Niet toevallig dus dat ik al lang geleden ontdekte dat het franse papier metrisch was. En ons ruitjespapier ook. Het verhaal van Broeder Tiberius klopte. Dat papier was dus onnatuurlijk; het verstoorde het natuurlijke gebaar en bovendien waren die hulplijntjes kinderachtig, bedillerig. Seyes is gebaseerd op ruitjes van 8x8 mm die nog eens horizontaal onderverdeeld zijn in vier partjes van 2 mm. Kan het bedilleriger?

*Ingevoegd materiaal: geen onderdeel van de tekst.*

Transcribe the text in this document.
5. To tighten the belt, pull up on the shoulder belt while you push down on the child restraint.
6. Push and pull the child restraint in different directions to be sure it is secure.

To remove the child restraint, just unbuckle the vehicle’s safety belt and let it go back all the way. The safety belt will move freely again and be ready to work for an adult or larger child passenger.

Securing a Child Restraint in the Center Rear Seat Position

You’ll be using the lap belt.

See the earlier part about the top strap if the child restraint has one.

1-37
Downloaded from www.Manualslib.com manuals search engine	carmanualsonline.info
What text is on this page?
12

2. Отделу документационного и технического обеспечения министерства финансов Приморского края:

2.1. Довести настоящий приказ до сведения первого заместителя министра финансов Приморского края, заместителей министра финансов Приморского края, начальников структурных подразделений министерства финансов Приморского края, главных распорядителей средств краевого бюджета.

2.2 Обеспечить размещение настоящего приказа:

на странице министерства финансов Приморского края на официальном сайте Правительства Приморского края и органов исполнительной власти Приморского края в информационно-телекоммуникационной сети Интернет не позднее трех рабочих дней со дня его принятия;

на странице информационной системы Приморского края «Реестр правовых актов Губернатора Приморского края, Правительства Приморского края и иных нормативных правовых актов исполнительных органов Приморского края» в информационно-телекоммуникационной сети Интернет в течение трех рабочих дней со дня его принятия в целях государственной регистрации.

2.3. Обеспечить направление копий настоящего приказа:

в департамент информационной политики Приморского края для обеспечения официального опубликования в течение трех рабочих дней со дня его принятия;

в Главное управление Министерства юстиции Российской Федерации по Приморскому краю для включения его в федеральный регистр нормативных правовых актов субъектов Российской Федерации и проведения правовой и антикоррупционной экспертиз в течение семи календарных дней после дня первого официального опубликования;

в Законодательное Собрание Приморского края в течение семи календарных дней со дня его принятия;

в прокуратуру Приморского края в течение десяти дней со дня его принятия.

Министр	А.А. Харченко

Op metrisch papier kon je hand niet de vrije, gevoelsmatige loop hebben. Er kon geen romantiek ontstaan. Dat is wat Broeder Tiberius had ingefluisterd in dat ontvankelijke kinderzieltje. In de pikorde van mijn lagere school moest je zo vlug mogelijk de status van gewoon lijntjespapier bereiken. Dat was de 'sociale norm'. Maar het summum was blanco papier, helemaal geen begrenzingen. Alleen de meest natuurlijke en onbelemmerde beweging van de hand. Dat deed de Broeder ook. Dat briefje aan mijn moeder, bij dat pakje, dat was op blanco papier. Schrijven op blanco papier was iets van volwassenen.

En toch, al meer dan een week heb ik dit 'spannende' papier gekozen om met de 'spannende' techo-pennen, die zo lekker over het papier glijden, iedere ochtend mijn 'vrij' non-stopopstel te maken. Het is een polyvalente ervaring. Het gaat lang niet altijd over wat ik schrijf. Soms wordt ik meegesleurd in het genot om er tegelijkertijd een soort schoonschrift van te maken. Om de lettertjes precies binnen de x-hoogte van 2 mm te priegelen. Een geil genoegen soms. Hoe kan dat? Ben ik nu onnatuurlijk? Of ben ik bevangen door de anti-christ?

Video-clips
Met dat franse schrijfpapier kwam in een paar dagen de hele school in beeld. Kleurloze stilstaande beelden bleken het deksel te zijn van kleurrijke video-clips die zich in dromen, of gewoon overdag, opdrongen. Putdekseltjes die onverwacht opensprongen. Dagenlang vormden ze inspiratie van de non-stopopstellen.

Het begon met Broeder Tiberius; ik geloof dat wij hem ook Tibère noemden, of misschien heette hij wel zo. Een andere Broeder heette Diogène, dat weet ik zeker, en niet het latijnse Diogenus, want dan werd hij kwaad. De hele school kwam in beeld. Het was de school aan de Helbeek. Lang na de oorlog is pas die afgebroken. Er waren twee scholen in hetzelfde gebouw uit twintiger jaren gevestigd: de Meneersschool en de Broedersschool. Er waren aparte ingangen. Dwars over de speelplaats stond een grote muur met een poort. Maar die poort heb ik nooit open gezien. Er was een soort standsverschil, maar heel duidelijk is mij dat nooit geworden. Op de "Broeders" zaten inderdaad betere standen zoals de kinderen van de dokter, maar op de "Meneers" zaten niet alleen "schoffies". Ik zat op de "Broeders" en je hoorde niet om te gaan met die van de "Meneers". De speelplaats was ook gescheiden door een hoge muur, maar na de oorlog toen ik er nog wel eens kwam omdat de verkennerij was gevestigd op de reuzegrote zolder, die boven beide scholen doorliep, was die muur verdwenen.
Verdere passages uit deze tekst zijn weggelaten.